Remote Monitoring of ICDs Safe, Effective
NEW ORLEANS — Daily remote monitoring of patients with an implantable cardioverter defibrillator led to a substantial reduction in scheduled office visits with no change in the rate of adverse events, compared with patients monitored by scheduled office visits every 3 months, in a randomized trial with about 1,300 evaluable patients.
As might be expected, remote monitoring with automatic data transmission and electronic flagging of unusual electrical patterns detected in patients also led to faster identification of arrhythmias, compared with standard, scheduled in-office monitoring, Dr. Niraj Varma reported at the annual scientific sessions of the American Heart Association.
“This was a test of the real-world situation,” with about 85% of the patients in the study monitored at community hospitals; the other 15% were monitored at academic centers, said Dr. Varma, a cardiac electrophysiologist at the Cleveland Clinic. The study was done at 105 centers in North America.
The home monitoring system tested is made by Biotronik and is built into the company's implantable cardioverter defibrillators (ICDs). The fully automatic system, which is already on the U.S. market, requires no action by patients to transmit monitoring data. Data are accessed and transmitted by a data collection device that sits by the patient's bed and is usually programmed to retrieve a day's worth of monitoring data at about 2 a.m. and then transmit it to a central monitoring station at the patient's hospital.
The Lumos-T Safely Reduces Routine Office Device Follow-Up (TRUST) study was sponsored by Biotronik. Dr. Varma is a consultant to Biotronik and to other cardiac device manufacturers.
All patients in the study received an ICD with remote-monitoring capability. The 972 patients randomized to remote monitoring also received a bedside transmitter, and were scheduled for in-office monitoring at 3 and 15 months after implantation. The 471 patients randomized to the control group did not transmit monitoring data, and were scheduled for the same two monitoring visits as well as additional office visits at 6, 9, and 12 months after ICD placement. The average age of the patients was about 63 years, about 72% were men, and about 73% received their ICD for arrhythmia prophylaxis. Their average left ventricular ejection fraction was 29%.

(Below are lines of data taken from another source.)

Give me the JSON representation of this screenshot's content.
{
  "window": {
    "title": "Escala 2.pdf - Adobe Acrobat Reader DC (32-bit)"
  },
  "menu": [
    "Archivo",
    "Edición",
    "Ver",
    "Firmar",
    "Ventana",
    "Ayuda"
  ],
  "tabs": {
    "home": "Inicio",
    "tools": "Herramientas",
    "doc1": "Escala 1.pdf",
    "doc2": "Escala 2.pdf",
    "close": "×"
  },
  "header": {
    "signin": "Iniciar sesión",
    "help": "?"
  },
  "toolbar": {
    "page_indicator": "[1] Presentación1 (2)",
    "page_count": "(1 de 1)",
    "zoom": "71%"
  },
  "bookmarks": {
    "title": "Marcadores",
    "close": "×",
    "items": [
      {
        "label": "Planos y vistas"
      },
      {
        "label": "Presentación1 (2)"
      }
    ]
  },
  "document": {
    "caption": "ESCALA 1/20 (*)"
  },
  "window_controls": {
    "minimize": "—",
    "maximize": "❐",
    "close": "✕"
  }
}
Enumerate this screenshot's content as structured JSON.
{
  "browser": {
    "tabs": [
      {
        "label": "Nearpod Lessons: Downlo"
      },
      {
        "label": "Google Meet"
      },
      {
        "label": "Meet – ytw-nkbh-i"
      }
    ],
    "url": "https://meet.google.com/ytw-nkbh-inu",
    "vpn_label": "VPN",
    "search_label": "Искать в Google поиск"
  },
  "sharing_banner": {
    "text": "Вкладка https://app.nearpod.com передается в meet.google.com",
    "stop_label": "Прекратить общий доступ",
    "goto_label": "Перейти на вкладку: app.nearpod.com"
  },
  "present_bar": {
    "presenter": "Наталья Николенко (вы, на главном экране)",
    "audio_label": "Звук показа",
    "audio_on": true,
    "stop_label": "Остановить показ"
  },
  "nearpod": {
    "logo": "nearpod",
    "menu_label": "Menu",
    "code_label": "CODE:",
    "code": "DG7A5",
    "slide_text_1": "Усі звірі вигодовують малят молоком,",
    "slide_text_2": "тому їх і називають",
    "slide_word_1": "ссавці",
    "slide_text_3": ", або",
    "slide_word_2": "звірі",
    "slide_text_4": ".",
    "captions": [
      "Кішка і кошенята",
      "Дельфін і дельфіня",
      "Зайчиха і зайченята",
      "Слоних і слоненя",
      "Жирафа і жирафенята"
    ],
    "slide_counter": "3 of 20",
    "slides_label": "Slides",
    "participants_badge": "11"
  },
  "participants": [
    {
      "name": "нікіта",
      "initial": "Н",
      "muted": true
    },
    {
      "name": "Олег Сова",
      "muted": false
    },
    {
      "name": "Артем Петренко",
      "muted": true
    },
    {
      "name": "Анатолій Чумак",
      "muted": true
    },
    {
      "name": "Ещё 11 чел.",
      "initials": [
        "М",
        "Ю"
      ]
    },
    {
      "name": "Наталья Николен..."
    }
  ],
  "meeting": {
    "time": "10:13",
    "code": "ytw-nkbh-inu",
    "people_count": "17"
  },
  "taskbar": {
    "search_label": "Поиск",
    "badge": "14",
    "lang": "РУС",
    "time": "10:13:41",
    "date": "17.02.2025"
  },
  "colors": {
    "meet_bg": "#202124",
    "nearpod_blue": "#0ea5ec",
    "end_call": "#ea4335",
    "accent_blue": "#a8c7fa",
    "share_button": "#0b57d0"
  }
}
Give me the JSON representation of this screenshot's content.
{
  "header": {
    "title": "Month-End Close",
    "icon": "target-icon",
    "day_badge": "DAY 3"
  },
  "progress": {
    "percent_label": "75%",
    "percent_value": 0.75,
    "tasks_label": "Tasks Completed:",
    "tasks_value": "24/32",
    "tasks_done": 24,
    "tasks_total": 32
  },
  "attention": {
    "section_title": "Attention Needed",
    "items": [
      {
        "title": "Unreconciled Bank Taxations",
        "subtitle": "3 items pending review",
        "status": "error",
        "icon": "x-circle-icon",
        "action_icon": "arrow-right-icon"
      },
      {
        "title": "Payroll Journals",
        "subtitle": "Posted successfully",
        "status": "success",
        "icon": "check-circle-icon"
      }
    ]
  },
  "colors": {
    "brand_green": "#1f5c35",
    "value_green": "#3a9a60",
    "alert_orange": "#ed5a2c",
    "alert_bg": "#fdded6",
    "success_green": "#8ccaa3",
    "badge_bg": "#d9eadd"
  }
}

During the first year following placement, compliance with scheduled office visits fell steadily in the 414 control patients, with follow-up data from 91% for the 3-month visit to 65% for the 12-month visit. This pattern of gradually falling compliance with scheduled monitoring is typical of patients who receive an ICD for prophylaxis, Dr. Varma said in an interview. Compliance with the schedule for automated data transmission and analysis ranged from 90% to 84% during the first year in the 898 patients who had follow-up in the remote-monitoring group. Although data transmission was automatic and required no action by patients, in 10%–16% of cases the transmitted data were not reviewed on a timely basis at the hospital and were therefore counted as a noncompliant episode.
During the first year of follow-up, the remote-monitoring patients had an average of 1.3 scheduled office visits and an average of 0.7 nonscheduled visits, for a total average of 2 office visits per year. The control patients averaged 3 scheduled office visits and an additional average of 0.5 unscheduled office visits, for a total average of 3.5 office visits. Remote monitoring therefore resulted in an average cut of 1.5 office visits per patient per year, or a 43% reduction that was statistically significant for the study's primary outcome.
The primary safety measure was the combined incidence of death, stroke, or need for surgical intervention during the year of follow-up. This end point occurred in 9% of the remote-monitoring patients and also in 9% of the control patients, showing that “remote monitoring is safe for ICD surveillance,” Dr. Varma said.
An additional analysis looked at the average time elapsed between the onset of an arrhythmia and its detection by a physician. In the remote-monitoring group, the delay ranged from 11 days for ventricular fibrillation episodes to 25 days for atrial fibrillation. In the control group, the delay interval ranged from 42 days for supraventricular tachycardias to 47 days for ventricular tachycardias and atrial fibrillations. For all types of arrhythmias, remote monitoring led to significantly quicker identification.
One concern about remote monitoring is dealing with the huge amount of data transmitted every day. “There are logistical concerns about having the infrastructure to deal with the immense amounts of data,” commented Dr. Gordon F. Tomaselli, professor of medicine and codirector of the Cardiovascular Clinical Research Center at Johns Hopkins University in Baltimore.